Generally, in addition to releasing the initial estimate for the previous month, the BLS also revises estimates for the two months preceding that each month, so that every months' estimates are eventually revised three times. How big are these revisions?

I did some data gathering through ALFRED. I assembled a dataset with both the first estimates and final revisions for all the months, and compared the two:
Histogram of the amount by which the BLS initially underestimated employment growth.
The median error was -6,500 workers, with an interquartile range of -157,500 to 171,000 workers. Note this is the final revision minus the initial estimate, so this means that the BLS is slightly optimistic about US employment growth on average, overestimating it 52 percent of the time.

The most relevant question, however, is whether the initial estimate is a helpful policy guide in real time. To test that, I compared the BLS's initial estimates to an automated ARIMA model optimized based on the Bayesian information criteria that uses historical data that would have been available at the time to forecast three months ahead. Thus the forecast model uses only final revisions available at the time to estimate the each month's jobs figure. The resulting median error was -10,730 with an interquartile range of -147,300 to 126,300.
Amount by which automated ARIMA forecast underestimates employment.
As with the BLS forecast, the automated ARIMA forecast slightly overestimates employment growth most of the time, with forecast exceeding the final numbers about 52 percent of the time.
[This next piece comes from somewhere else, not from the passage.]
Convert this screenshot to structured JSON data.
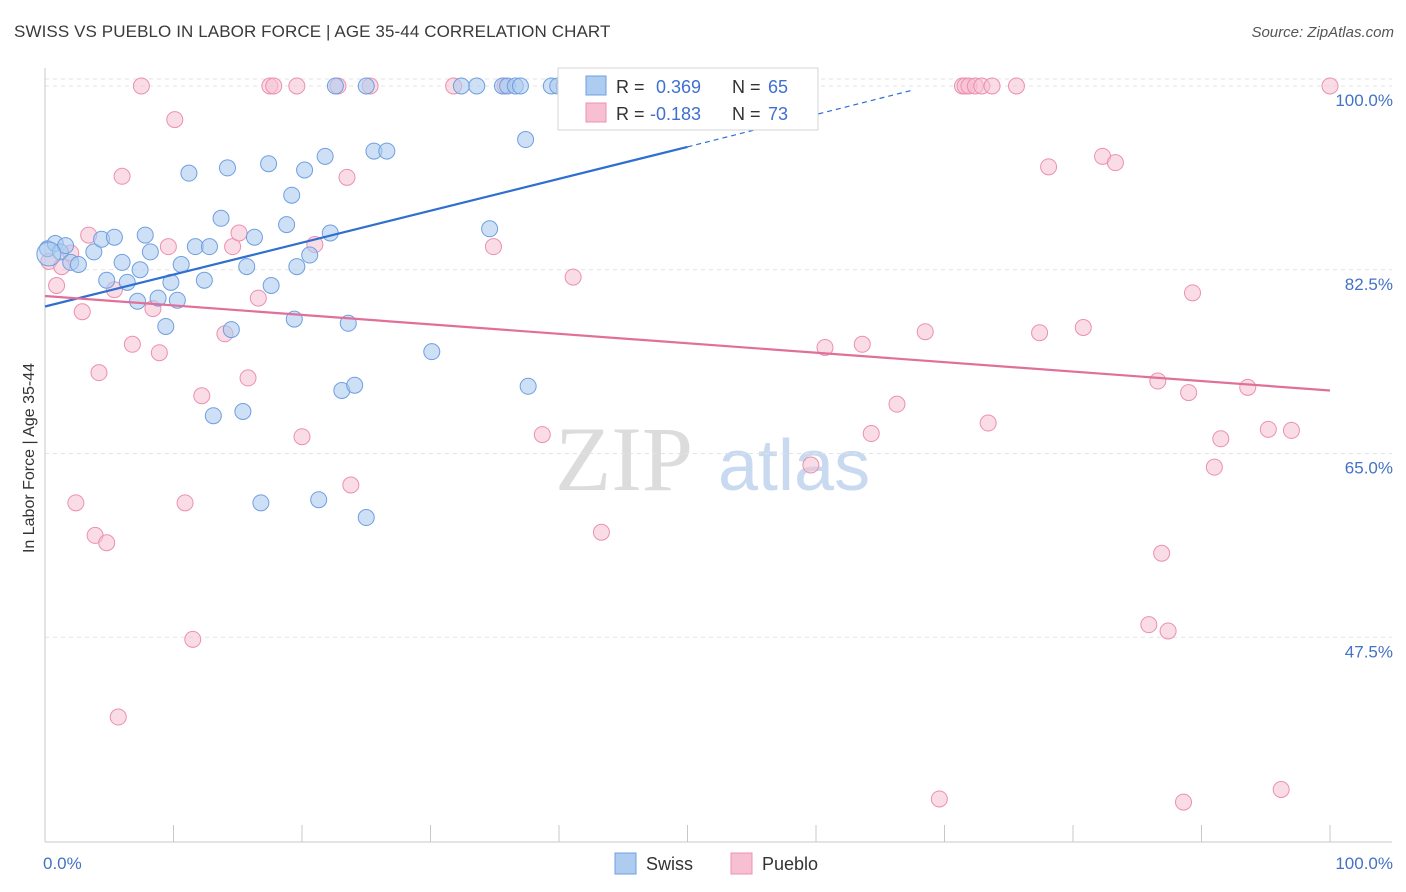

These distributions are basically identical. Sure, you can spot slight differences in a couple of the moments, and sure the BLS data is ever-so-slightly more accurate on average, but by and large these estimates are pretty much identical. So, in the end, the famed jobs day numbers that cause such a stir on twitter the first Friday of every month probably don't tell us anything we didn't already know.

I didn't have time to examine the numbers in more detail. Is there more of a difference between the two methods at critical points in time such as when we are heading into recession? I assign these kinds of questions to the reader as homework. You can get my data here, my R script here, and this is what I used to extract historical initial estimates and match them to eventual revisions (program written in C#, requires the EPPlus library here).